Because health care is delivered by private for-profit businesses in the United States, payers (usually through distant third-party insurance companies) have been forced to manage reimbursement so that they only pay for “medically necessary” services associated with specific diagnoses. As a result, not all after sickness care sold by healthcare businesses is covered by health insurance plans. Healthcare businesses are not required to deliver healthcare value and quantity (especially care that is expensive) pays more than quality of care. This conflict of interest between financial gain and delivery of quality patient care demands cost management by both payers and patients.

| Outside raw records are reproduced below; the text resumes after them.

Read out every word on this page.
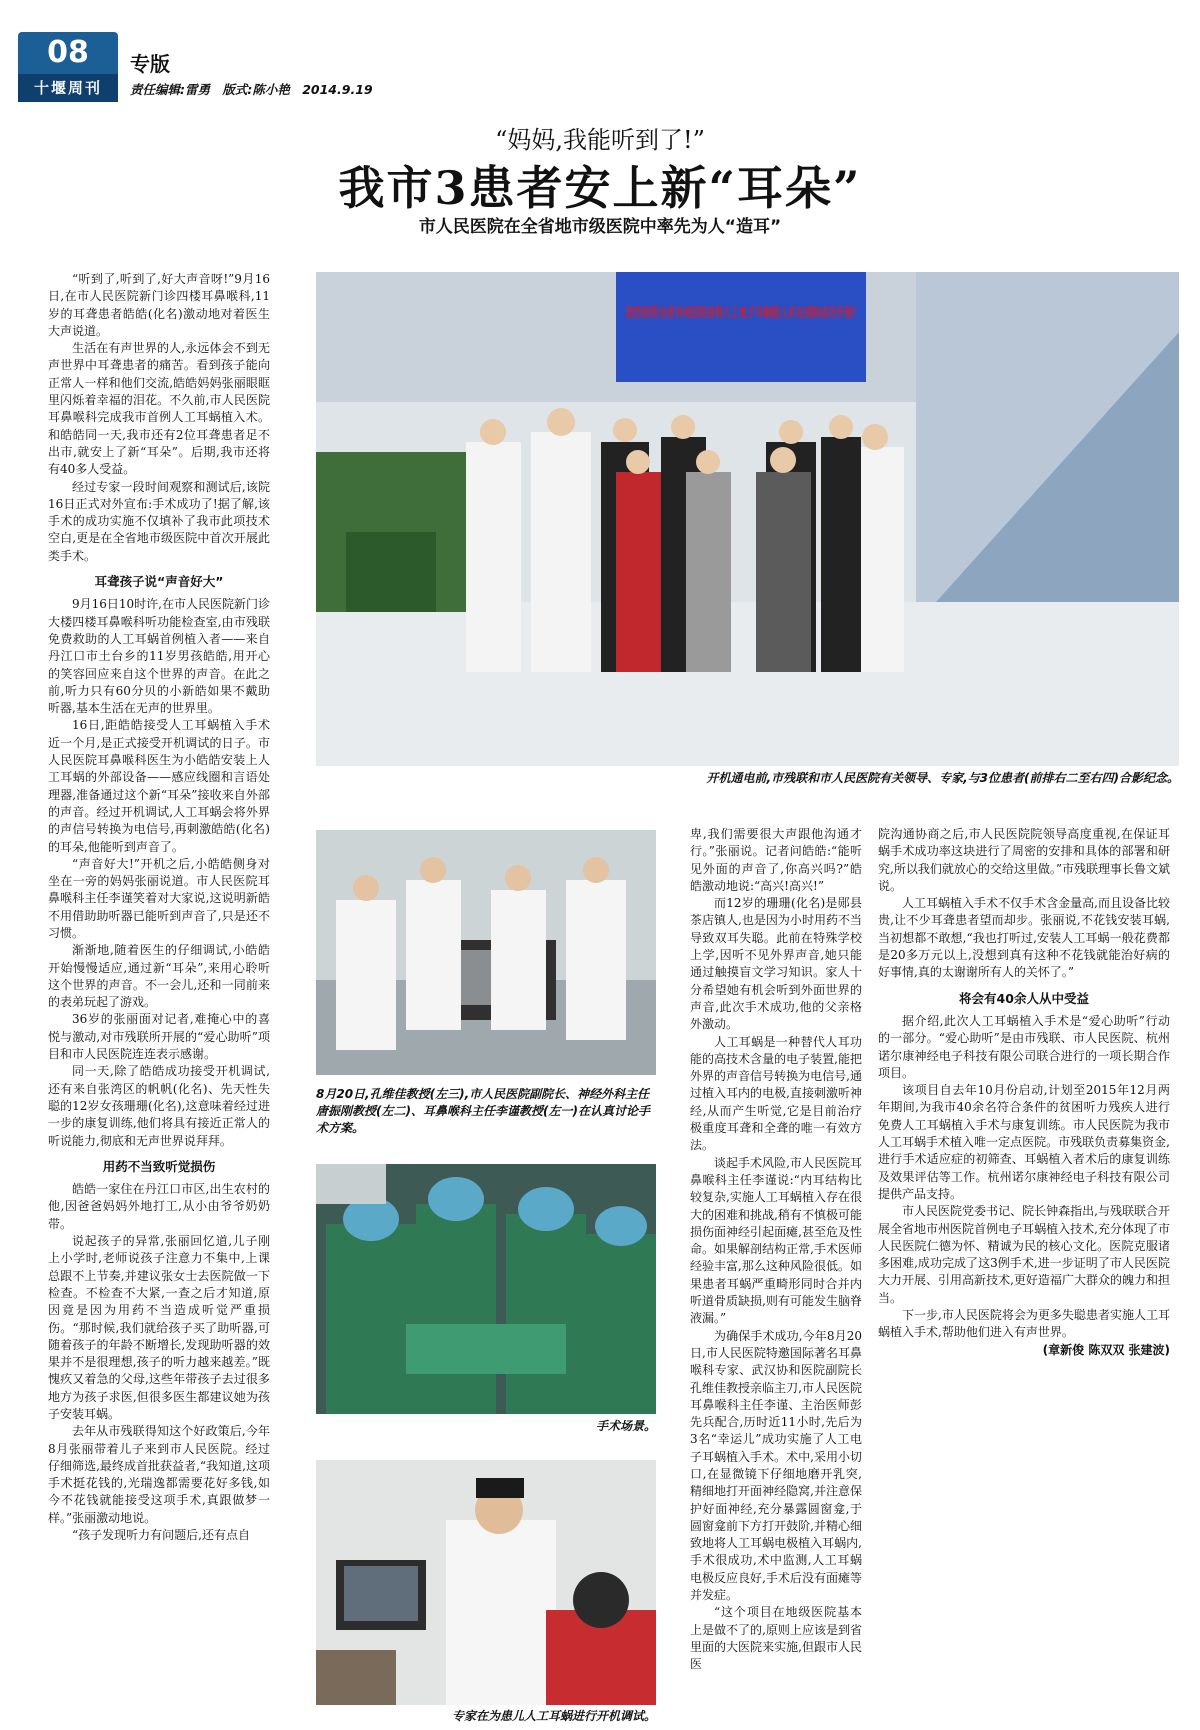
08
十堰周刊
专版
责任编辑:雷勇 版式:陈小艳 2014.9.19
“妈妈,我能听到了!”
我市3患者安上新“耳朵”
市人民医院在全省地市级医院中率先为人“造耳”

“听到了,听到了,好大声音呀!”9月16日,在市人民医院新门诊四楼耳鼻喉科,11岁的耳聋患者皓皓(化名)激动地对着医生大声说道。

生活在有声世界的人,永远体会不到无声世界中耳聋患者的痛苦。看到孩子能向正常人一样和他们交流,皓皓妈妈张丽眼眶里闪烁着幸福的泪花。不久前,市人民医院耳鼻喉科完成我市首例人工耳蜗植入术。和皓皓同一天,我市还有2位耳聋患者足不出市,就安上了新“耳朵”。后期,我市还将有40多人受益。

经过专家一段时间观察和测试后,该院16日正式对外宣布:手术成功了!据了解,该手术的成功实施不仅填补了我市此项技术空白,更是在全省地市级医院中首次开展此类手术。

耳聋孩子说“声音好大”

9月16日10时许,在市人民医院新门诊大楼四楼耳鼻喉科听功能检查室,由市残联免费救助的人工耳蜗首例植入者——来自丹江口市土台乡的11岁男孩皓皓,用开心的笑容回应来自这个世界的声音。在此之前,听力只有60分贝的小新皓如果不戴助听器,基本生活在无声的世界里。

16日,距皓皓接受人工耳蜗植入手术近一个月,是正式接受开机调试的日子。市人民医院耳鼻喉科医生为小皓皓安装上人工耳蜗的外部设备——感应线圈和言语处理器,准备通过这个新“耳朵”接收来自外部的声音。经过开机调试,人工耳蜗会将外界的声信号转换为电信号,再刺激皓皓(化名)的耳朵,他能听到声音了。

“声音好大!”开机之后,小皓皓侧身对坐在一旁的妈妈张丽说道。市人民医院耳鼻喉科主任李谨笑着对大家说,这说明新皓不用借助助听器已能听到声音了,只是还不习惯。

渐渐地,随着医生的仔细调试,小皓皓开始慢慢适应,通过新“耳朵”,来用心聆听这个世界的声音。不一会儿,还和一同前来的表弟玩起了游戏。

36岁的张丽面对记者,难掩心中的喜悦与激动,对市残联所开展的“爱心助听”项目和市人民医院连连表示感谢。

同一天,除了皓皓成功接受开机调试,还有来自张湾区的帆帆(化名)、先天性失聪的12岁女孩珊珊(化名),这意味着经过进一步的康复训练,他们将具有接近正常人的听说能力,彻底和无声世界说拜拜。

用药不当致听觉损伤

皓皓一家住在丹江口市区,出生农村的他,因爸爸妈妈外地打工,从小由爷爷奶奶带。

说起孩子的异常,张丽回忆道,儿子刚上小学时,老师说孩子注意力不集中,上课总跟不上节奏,并建议张女士去医院做一下检查。不检查不大紧,一查之后才知道,原因竟是因为用药不当造成听觉严重损伤。“那时候,我们就给孩子买了助听器,可随着孩子的年龄不断增长,发现助听器的效果并不是很理想,孩子的听力越来越差。”既愧疚又着急的父母,这些年带孩子去过很多地方为孩子求医,但很多医生都建议她为孩子安装耳蜗。

去年从市残联得知这个好政策后,今年8月张丽带着儿子来到市人民医院。经过仔细筛选,最终成首批获益者,“我知道,这项手术挺花钱的,光瑞逸都需要花好多钱,如今不花钱就能接受这项手术,真跟做梦一样。”张丽激动地说。

“孩子发现听力有问题后,还有点自

热烈祝贺全省市州医院首例人工电子耳蜗植入术在我院成功开展!
开机通电前,市残联和市人民医院有关领导、专家,与3位患者(前排右二至右四)合影纪念。
8月20日,孔维佳教授(左三),市人民医院副院长、神经外科主任唐振刚教授(左二)、耳鼻喉科主任李谨教授(左一)在认真讨论手术方案。
手术场景。
专家在为患儿人工耳蜗进行开机调试。

卑,我们需要很大声跟他沟通才行。”张丽说。记者问皓皓:“能听见外面的声音了,你高兴吗?”皓皓激动地说:“高兴!高兴!”

而12岁的珊珊(化名)是郧县茶店镇人,也是因为小时用药不当导致双耳失聪。此前在特殊学校上学,因听不见外界声音,她只能通过触摸盲文学习知识。家人十分希望她有机会听到外面世界的声音,此次手术成功,他的父亲格外激动。

人工耳蜗是一种替代人耳功能的高技术含量的电子装置,能把外界的声音信号转换为电信号,通过植入耳内的电极,直接刺激听神经,从而产生听觉,它是目前治疗极重度耳聋和全聋的唯一有效方法。

谈起手术风险,市人民医院耳鼻喉科主任李谨说:“内耳结构比较复杂,实施人工耳蜗植入存在很大的困难和挑战,稍有不慎极可能损伤面神经引起面瘫,甚至危及性命。如果解剖结构正常,手术医师经验丰富,那么这种风险很低。如果患者耳蜗严重畸形同时合并内听道骨质缺损,则有可能发生脑脊液漏。”

为确保手术成功,今年8月20日,市人民医院特邀国际著名耳鼻喉科专家、武汉协和医院副院长孔维佳教授亲临主刀,市人民医院耳鼻喉科主任李谨、主治医师彭先兵配合,历时近11小时,先后为3名“幸运儿”成功实施了人工电子耳蜗植入手术。术中,采用小切口,在显微镜下仔细地磨开乳突,精细地打开面神经隐窝,并注意保护好面神经,充分暴露圆窗龛,于圆窗龛前下方打开鼓阶,并精心细致地将人工耳蜗电极植入耳蜗内,手术很成功,术中监测,人工耳蜗电极反应良好,手术后没有面瘫等并发症。

“这个项目在地级医院基本上是做不了的,原则上应该是到省里面的大医院来实施,但跟市人民医

院沟通协商之后,市人民医院院领导高度重视,在保证耳蜗手术成功率这块进行了周密的安排和具体的部署和研究,所以我们就放心的交给这里做。”市残联理事长鲁文斌说。

人工耳蜗植入手术不仅手术含金量高,而且设备比较贵,让不少耳聋患者望而却步。张丽说,不花钱安装耳蜗,当初想都不敢想,“我也打听过,安装人工耳蜗一般花费都是20多万元以上,没想到真有这种不花钱就能治好病的好事情,真的太谢谢所有人的关怀了。”

将会有40余人从中受益

据介绍,此次人工耳蜗植入手术是“爱心助听”行动的一部分。“爱心助听”是由市残联、市人民医院、杭州诺尔康神经电子科技有限公司联合进行的一项长期合作项目。

该项目自去年10月份启动,计划至2015年12月两年期间,为我市40余名符合条件的贫困听力残疾人进行免费人工耳蜗植入手术与康复训练。市人民医院为我市人工耳蜗手术植入唯一定点医院。市残联负责募集资金,进行手术适应症的初筛查、耳蜗植入者术后的康复训练及效果评估等工作。杭州诺尔康神经电子科技有限公司提供产品支持。

市人民医院党委书记、院长钟森指出,与残联联合开展全省地市州医院首例电子耳蜗植入技术,充分体现了市人民医院仁德为怀、精诚为民的核心文化。医院克服诸多困难,成功完成了这3例手术,进一步证明了市人民医院大力开展、引用高新技术,更好造福广大群众的魄力和担当。

下一步,市人民医院将会为更多失聪患者实施人工耳蜗植入手术,帮助他们进入有声世界。

(章新俊 陈双双 张建波)
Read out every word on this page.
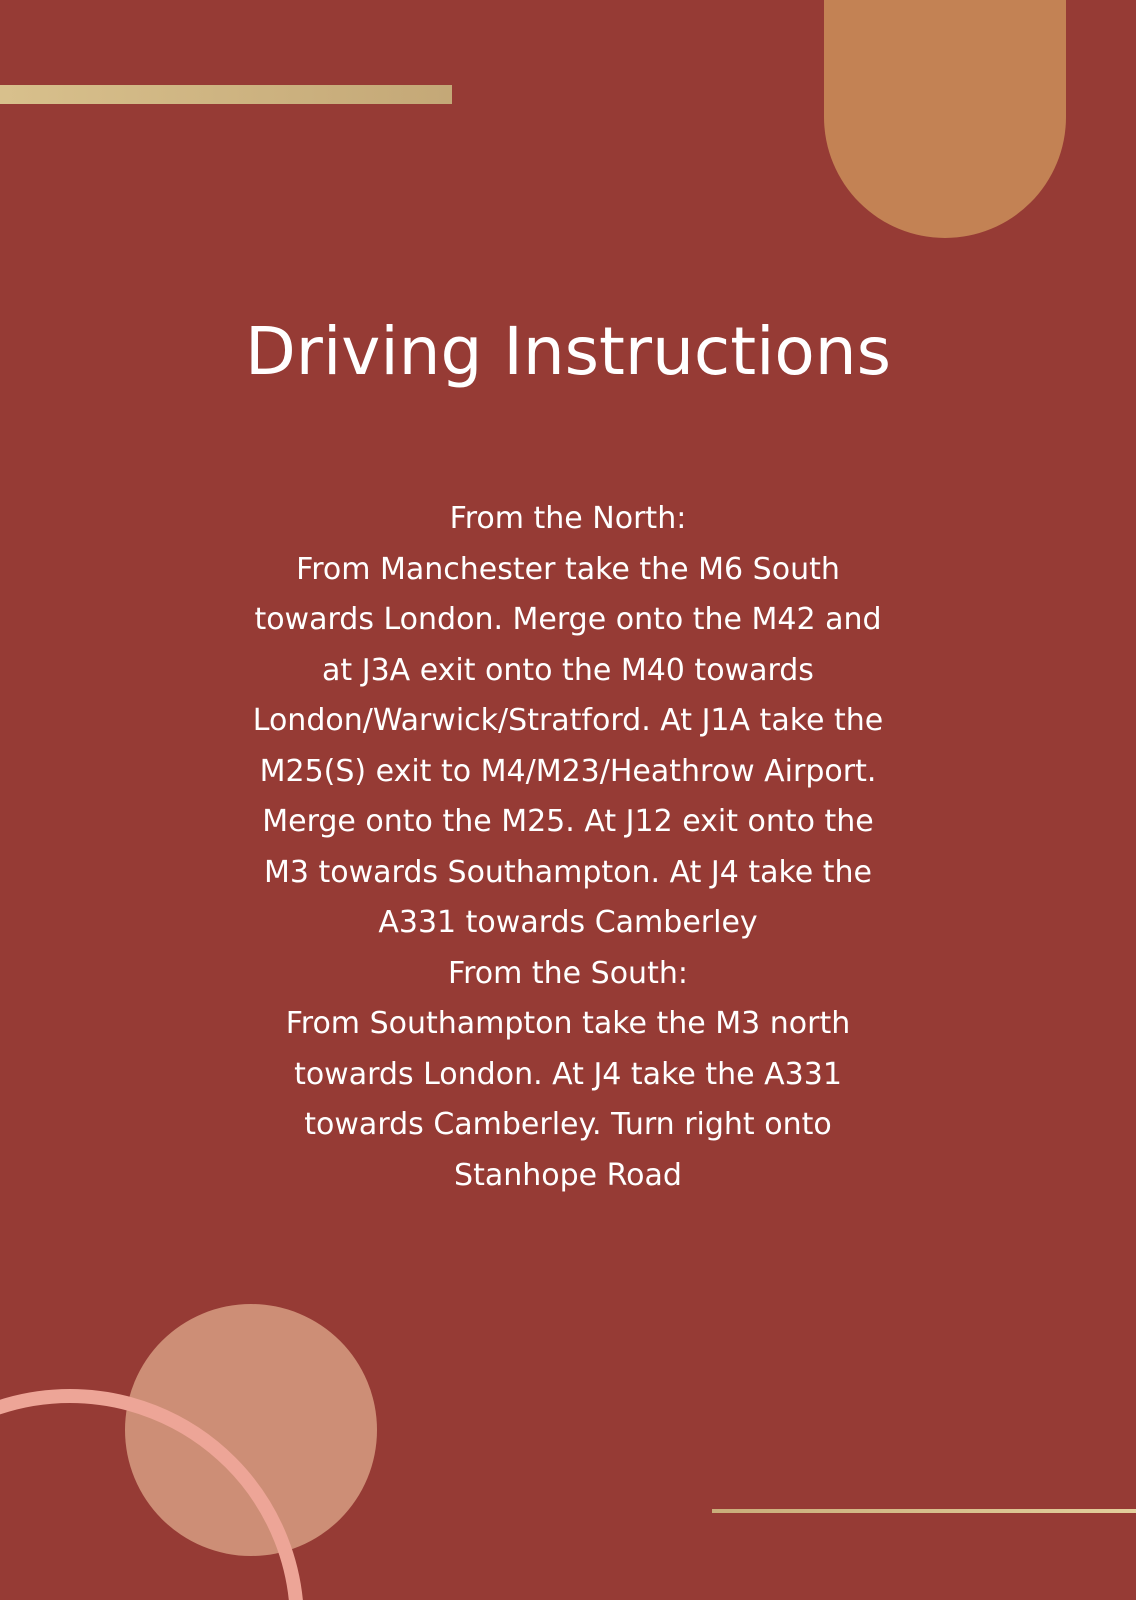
Driving Instructions
From the North:
From Manchester take the M6 South
towards London. Merge onto the M42 and
at J3A exit onto the M40 towards
London/Warwick/Stratford. At J1A take the
M25(S) exit to M4/M23/Heathrow Airport.
Merge onto the M25. At J12 exit onto the
M3 towards Southampton. At J4 take the
A331 towards Camberley
From the South:
From Southampton take the M3 north
towards London. At J4 take the A331
towards Camberley. Turn right onto
Stanhope Road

Under this for-profit healthcare system, individual health insurance companies are free to set medical practice guidelines to make sure that healthcare businesses do not “milk” the payers (and, of course, so that they receive maximum profits for themselves). Healthcare businesses are required to match diagnoses with tests and treatments that fit the insurance companies’ guidelines or the healthcare business will not be reimbursed for its services. This reimbursement/practice guideline arrangement has created a system where the delivery of the “best” quality health care is reserved for those with the “ability to pay” rather than what is best for the health of all Americans.

Because insurance companies used to take advantage of Americans in the individual and small group health insurance markets, Obamacare (PPACA) defined a minimum set of Essential Health Benefits (EHB) that must be covered.  Other group health insurance plans have historically covered the Essential Health Benefits and more. Because the EHBs are not specifically defined (10 broad categories are listed), insurance companies are still free to tweak what specific treatments they will reimburse and what treatments they will not for a given diagnosis.

One area of after sickness health care that is not covered by health insurance coverage is long term care in assisted living and nursing home facilities. Americans must buy separate (and costly) long term care insurance or pay out-of-pocket. This type of after sickness health care is funded by patients directly, or when they run out of funds, by Medicaid, the health insurance program for America’s poor.  Medicare pays for limited (less than 100 days) rehabilitative care (skilled services) in a nursing home.

Summary of After Sickness Care

After sickness care consumes over 90% of all our national health spending and involves the treatment of symptoms that cause suffering, disability, and/or eventually lead to death. The goal of after sickness care is to eradicate disease, relieve suffering, improve quality of life, and prolong life. After sickness care includes services that help eliminate (e.g., setting a broken bone, prescribing an antibiotic for an infection) or manage (e.g., prescribing drugs for type 2 diabetes or hypertension) symptoms associated with diseases, injury, or incurable conditions. Given that human bodies are programmed to decay and die, after sickness care is something that we all will require at some point in our lives. Not all after sickness care is 100% effective for all patients all of the time.

In the United States, the quality of after sickness health care varies because the “ability to pay” governs who gets what care. Patients with “generous” health insurance coverage (or the ability to pay out-of-pocket) receive the “best” quality of care and the uninsured are often denied all except emergency care.